By Jolie Breeden

Pic Description Smoke from the Mendocino Complex Fires looms over Highway 20 in late July. The fires have grown to be the largest in California history. ©Mendocino County Sheriff's Office, 2018.


As Santa Clara County firefighters worked to deploy resources to the burgeoning Mendocino Complex Fire in late July, they were thwarted when data speeds in their mobile command vehicle slowed to a virtual standstill.

The outage—which was a result of what boils down to a billing dispute between the fire department and service provider Verizon Wireless—is an unsettling reminder of the power telecommunications companies can wield in emergency response scenarios.

In the Santa Clara case, the county had purchased an unlimited data plan from Verizon that stipulated that, after a certain amount of data was used, data delivery would be greatly decreased—to about 1/200 of normal speed, according to a legal filing by county fire chief Anthony Bowden. The speed restrictions, known as throttling, weren’t lifted until the agency upgraded to a more expensive plan with no constraints.

Pic Description Mobile incident command units rely on wireless data to run communications systems and coordinate resources and personnel. ©William McInnes, 2007.


“This throttling has had a significant impact on our ability to provide emergency services,” Bowden stated in the filing, which is an addendum to a petition to review the recent repeal of net neutrality regulations. “Verizon imposed these limitations despite being informed that throttling was actively impeding County Fire’s ability to provide crisis-response and essential emergency services.”

It was reasonable for the fire department to assume their data wouldn’t be restricted during an disaster situation since its fairly common practice for wireless providers to lift speed restrictions for emergency agencies and prioritize their network access during active response.

Verizon, specifically, has done so for emergencies such as the Boston Marathon bombing, and is currently doing so for responders bracing for Hurricane Lane in Hawaii. In this case, however, Verizon said it made “customer support mistake” and that they would review the situation to avoid a reoccurrence.

While that may be the case, the kerfuffle points to the broader implications of public safety agency reliance on private telecommunication companies—especially since those companies are at the heart of the development of the national interoperable communications system known as FirstNet.

FirstNet, which was mandated by Congress in 2012, languished until March 2017, when AT&T was awarded a $6.5 billion begin building the secure system dedicated public safety.

The company plans to invest another $40 billion of its own funds over the next 25 years. In return, AT&T will be able to sell bandwidth during downtimes on the dedicated spectrum space and will collect revenue from service plans—similar to a cell phone plan—that will be purchased by agencies. Agencies can choose not to purchase a plan and opt out of the network instead, but because it’s meant to be interoperable, the process is onerous.

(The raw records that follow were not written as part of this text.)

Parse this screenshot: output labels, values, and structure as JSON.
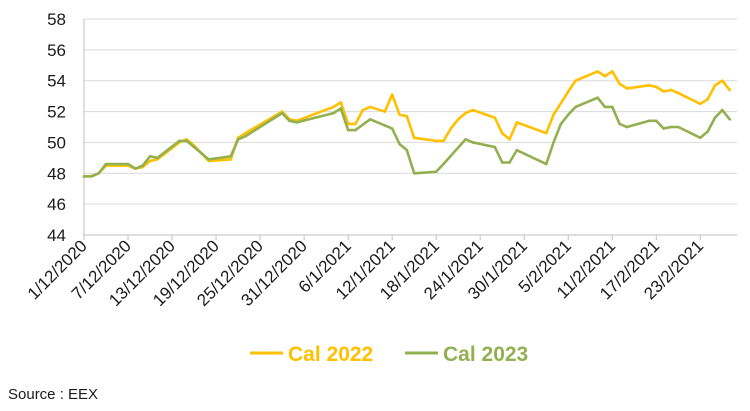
{
  "chart_data": {
    "type": "line",
    "title": "",
    "xlabel": "",
    "ylabel": "",
    "ylim": [
      44,
      58
    ],
    "yticks": [
      44,
      46,
      48,
      50,
      52,
      54,
      56,
      58
    ],
    "xrange": [
      "2020-12-01",
      "2021-02-28"
    ],
    "grid": "horizontal",
    "legend_position": "bottom",
    "x_tick_labels": [
      "1/12/2020",
      "7/12/2020",
      "13/12/2020",
      "19/12/2020",
      "25/12/2020",
      "31/12/2020",
      "6/1/2021",
      "12/1/2021",
      "18/1/2021",
      "24/1/2021",
      "30/1/2021",
      "5/2/2021",
      "11/2/2021",
      "17/2/2021",
      "23/2/2021"
    ],
    "x_tick_dates": [
      "2020-12-01",
      "2020-12-07",
      "2020-12-13",
      "2020-12-19",
      "2020-12-25",
      "2020-12-31",
      "2021-01-06",
      "2021-01-12",
      "2021-01-18",
      "2021-01-24",
      "2021-01-30",
      "2021-02-05",
      "2021-02-11",
      "2021-02-17",
      "2021-02-23"
    ],
    "series": [
      {
        "name": "Cal 2022",
        "color": "#FFC000",
        "points": [
          [
            "2020-12-01",
            47.8
          ],
          [
            "2020-12-02",
            47.8
          ],
          [
            "2020-12-03",
            48.0
          ],
          [
            "2020-12-04",
            48.5
          ],
          [
            "2020-12-07",
            48.5
          ],
          [
            "2020-12-08",
            48.3
          ],
          [
            "2020-12-09",
            48.4
          ],
          [
            "2020-12-10",
            48.8
          ],
          [
            "2020-12-11",
            48.9
          ],
          [
            "2020-12-14",
            50.0
          ],
          [
            "2020-12-15",
            50.2
          ],
          [
            "2020-12-16",
            49.8
          ],
          [
            "2020-12-17",
            49.3
          ],
          [
            "2020-12-18",
            48.8
          ],
          [
            "2020-12-21",
            48.9
          ],
          [
            "2020-12-22",
            50.3
          ],
          [
            "2020-12-23",
            50.6
          ],
          [
            "2020-12-28",
            52.0
          ],
          [
            "2020-12-29",
            51.5
          ],
          [
            "2020-12-30",
            51.4
          ],
          [
            "2021-01-04",
            52.3
          ],
          [
            "2021-01-05",
            52.6
          ],
          [
            "2021-01-06",
            51.2
          ],
          [
            "2021-01-07",
            51.2
          ],
          [
            "2021-01-08",
            52.1
          ],
          [
            "2021-01-09",
            52.3
          ],
          [
            "2021-01-11",
            52.0
          ],
          [
            "2021-01-12",
            53.1
          ],
          [
            "2021-01-13",
            51.8
          ],
          [
            "2021-01-14",
            51.7
          ],
          [
            "2021-01-15",
            50.3
          ],
          [
            "2021-01-18",
            50.1
          ],
          [
            "2021-01-19",
            50.1
          ],
          [
            "2021-01-20",
            50.9
          ],
          [
            "2021-01-21",
            51.5
          ],
          [
            "2021-01-22",
            51.9
          ],
          [
            "2021-01-23",
            52.1
          ],
          [
            "2021-01-26",
            51.6
          ],
          [
            "2021-01-27",
            50.6
          ],
          [
            "2021-01-28",
            50.2
          ],
          [
            "2021-01-29",
            51.3
          ],
          [
            "2021-02-02",
            50.6
          ],
          [
            "2021-02-03",
            51.8
          ],
          [
            "2021-02-05",
            53.3
          ],
          [
            "2021-02-06",
            54.0
          ],
          [
            "2021-02-09",
            54.6
          ],
          [
            "2021-02-10",
            54.3
          ],
          [
            "2021-02-11",
            54.6
          ],
          [
            "2021-02-12",
            53.8
          ],
          [
            "2021-02-13",
            53.5
          ],
          [
            "2021-02-16",
            53.7
          ],
          [
            "2021-02-17",
            53.6
          ],
          [
            "2021-02-18",
            53.3
          ],
          [
            "2021-02-19",
            53.4
          ],
          [
            "2021-02-20",
            53.2
          ],
          [
            "2021-02-23",
            52.5
          ],
          [
            "2021-02-24",
            52.8
          ],
          [
            "2021-02-25",
            53.7
          ],
          [
            "2021-02-26",
            54.0
          ],
          [
            "2021-02-27",
            53.4
          ]
        ]
      },
      {
        "name": "Cal 2023",
        "color": "#92B050",
        "points": [
          [
            "2020-12-01",
            47.8
          ],
          [
            "2020-12-02",
            47.8
          ],
          [
            "2020-12-03",
            48.0
          ],
          [
            "2020-12-04",
            48.6
          ],
          [
            "2020-12-07",
            48.6
          ],
          [
            "2020-12-08",
            48.3
          ],
          [
            "2020-12-09",
            48.5
          ],
          [
            "2020-12-10",
            49.1
          ],
          [
            "2020-12-11",
            49.0
          ],
          [
            "2020-12-14",
            50.1
          ],
          [
            "2020-12-15",
            50.1
          ],
          [
            "2020-12-16",
            49.7
          ],
          [
            "2020-12-17",
            49.3
          ],
          [
            "2020-12-18",
            48.9
          ],
          [
            "2020-12-21",
            49.1
          ],
          [
            "2020-12-22",
            50.2
          ],
          [
            "2020-12-23",
            50.4
          ],
          [
            "2020-12-28",
            51.9
          ],
          [
            "2020-12-29",
            51.4
          ],
          [
            "2020-12-30",
            51.3
          ],
          [
            "2021-01-04",
            51.9
          ],
          [
            "2021-01-05",
            52.2
          ],
          [
            "2021-01-06",
            50.8
          ],
          [
            "2021-01-07",
            50.8
          ],
          [
            "2021-01-09",
            51.5
          ],
          [
            "2021-01-11",
            51.1
          ],
          [
            "2021-01-12",
            50.9
          ],
          [
            "2021-01-13",
            49.9
          ],
          [
            "2021-01-14",
            49.5
          ],
          [
            "2021-01-15",
            48.0
          ],
          [
            "2021-01-18",
            48.1
          ],
          [
            "2021-01-19",
            48.6
          ],
          [
            "2021-01-22",
            50.2
          ],
          [
            "2021-01-23",
            50.0
          ],
          [
            "2021-01-25",
            49.8
          ],
          [
            "2021-01-26",
            49.7
          ],
          [
            "2021-01-27",
            48.7
          ],
          [
            "2021-01-28",
            48.7
          ],
          [
            "2021-01-29",
            49.5
          ],
          [
            "2021-02-02",
            48.6
          ],
          [
            "2021-02-03",
            50.0
          ],
          [
            "2021-02-04",
            51.2
          ],
          [
            "2021-02-05",
            51.8
          ],
          [
            "2021-02-06",
            52.3
          ],
          [
            "2021-02-09",
            52.9
          ],
          [
            "2021-02-10",
            52.3
          ],
          [
            "2021-02-11",
            52.3
          ],
          [
            "2021-02-12",
            51.2
          ],
          [
            "2021-02-13",
            51.0
          ],
          [
            "2021-02-16",
            51.4
          ],
          [
            "2021-02-17",
            51.4
          ],
          [
            "2021-02-18",
            50.9
          ],
          [
            "2021-02-19",
            51.0
          ],
          [
            "2021-02-20",
            51.0
          ],
          [
            "2021-02-23",
            50.3
          ],
          [
            "2021-02-24",
            50.7
          ],
          [
            "2021-02-25",
            51.6
          ],
          [
            "2021-02-26",
            52.1
          ],
          [
            "2021-02-27",
            51.5
          ]
        ]
      }
    ]
  },
  "source_text": "Source : EEX"
}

“If you are going to opt out, you are going to have to jump through a lot of hoops to make sure you are technically interoperable, financially viable—there is a whole litany of things and it’s a long process to opt out,” FirstNet spokesperson Ryan Oremland told Emergency Management last year. “In designing this, Congress wanted the network to be interoperable, so there are a lot of checkpoints if you want to opt out.”

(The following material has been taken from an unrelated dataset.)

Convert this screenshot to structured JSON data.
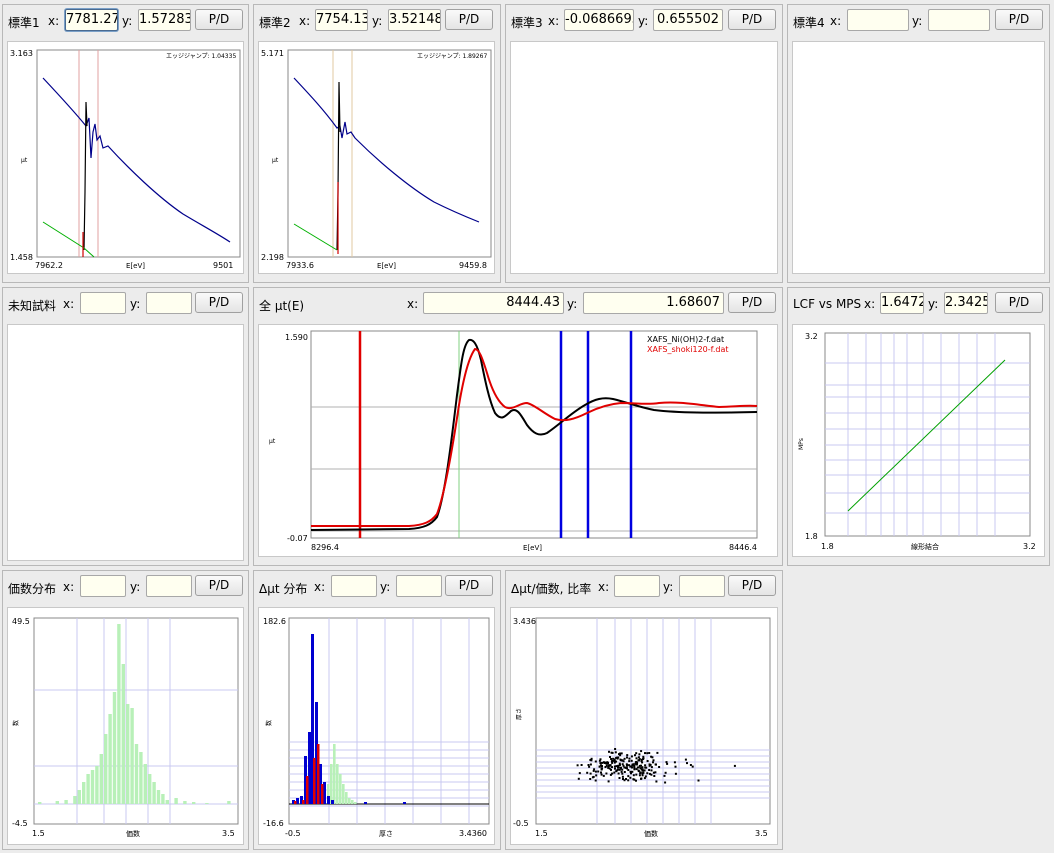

That’s where Verizon has entered the fray, offering a similar product to their public safety customers for free and working to give agencies and out-of-the-box solution to opt-out hurdles.

As early as 2010, public safety officials expressed concern about having private entities control the network. The now defunct Public Safety Alliance—whose membership was made up of organizations such as the International Association of Fire Chiefs, the National Sheriffs' Association, the Association of Public-Safety Communications Officials—lobbied congress to keep the spectrum in public hands because of fears on scenarios such as the one faced by Santa Clara firefighters.

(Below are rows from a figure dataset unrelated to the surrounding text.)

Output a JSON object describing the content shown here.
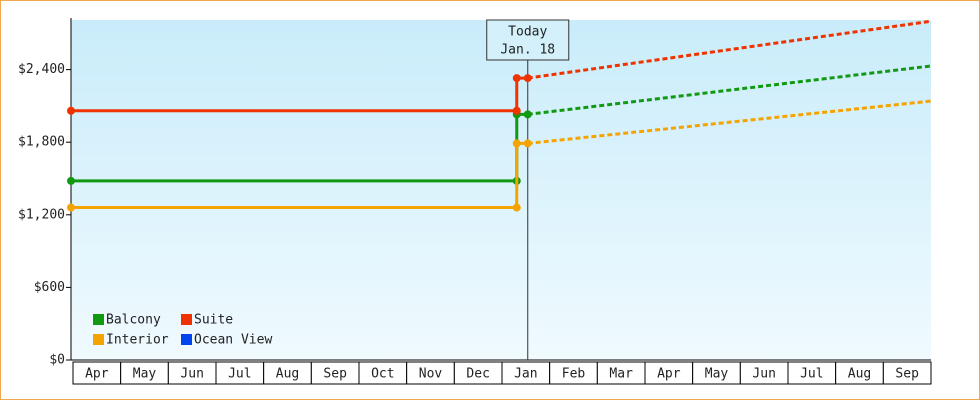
{
  "chart_data": {
    "type": "line",
    "categories": [
      "Apr",
      "May",
      "Jun",
      "Jul",
      "Aug",
      "Sep",
      "Oct",
      "Nov",
      "Dec",
      "Jan",
      "Feb",
      "Mar",
      "Apr",
      "May",
      "Jun",
      "Jul",
      "Aug",
      "Sep"
    ],
    "xlim": [
      0,
      18
    ],
    "ylim": [
      0,
      2810
    ],
    "yticks": [
      {
        "value": 0,
        "label": "$0"
      },
      {
        "value": 600,
        "label": "$600"
      },
      {
        "value": 1200,
        "label": "$1,200"
      },
      {
        "value": 1800,
        "label": "$1,800"
      },
      {
        "value": 2400,
        "label": "$2,400"
      }
    ],
    "today": {
      "x": 9.56,
      "label": [
        "Today",
        "Jan. 18"
      ]
    },
    "legend": "lower left",
    "series": [
      {
        "name": "Balcony",
        "color": "#119911",
        "history": {
          "x": [
            0,
            9.33,
            9.33,
            9.56
          ],
          "values": [
            1480,
            1480,
            2030,
            2030
          ]
        },
        "forecast": {
          "x": [
            9.56,
            18
          ],
          "values": [
            2030,
            2430
          ]
        }
      },
      {
        "name": "Suite",
        "color": "#ee3300",
        "history": {
          "x": [
            0,
            9.33,
            9.33,
            9.56
          ],
          "values": [
            2060,
            2060,
            2330,
            2330
          ]
        },
        "forecast": {
          "x": [
            9.56,
            18
          ],
          "values": [
            2330,
            2800
          ]
        }
      },
      {
        "name": "Interior",
        "color": "#f5a300",
        "history": {
          "x": [
            0,
            9.33,
            9.33,
            9.56
          ],
          "values": [
            1260,
            1260,
            1790,
            1790
          ]
        },
        "forecast": {
          "x": [
            9.56,
            18
          ],
          "values": [
            1790,
            2140
          ]
        }
      },
      {
        "name": "Ocean View",
        "color": "#0044ee",
        "history": {
          "x": [],
          "values": []
        },
        "forecast": {
          "x": [],
          "values": []
        }
      }
    ]
  }
}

“It’s got to be a system that is run by public safety,” former FEMA director and Alliance founder R. David Paulison told Politico in June of 2010. “We’re selling our souls and the future of our first responders.”

Since private companies are playing a role now, though, it seems as if working together would in the best interest of both emergency agencies and network providers. Responders need fast, reliable data to do their jobs, and providers can't afford the public relations hit that a gaffe like Verizon’s could cost.

Time will tell if private companies shore up the capacity of first responders or impede it, but some agencies aren’t optimistic. Bowden’s statement makes it clear he, at least, fears the worst:

“In light of our experience, County Fire believes it is likely that Verizon will continue to use the exigent nature of public safety emergencies and catastrophic events to coerce public agencies into higher cost plans ultimately paying significantly more for mission critical service—even if that means risking harm to public safety during negotiations.”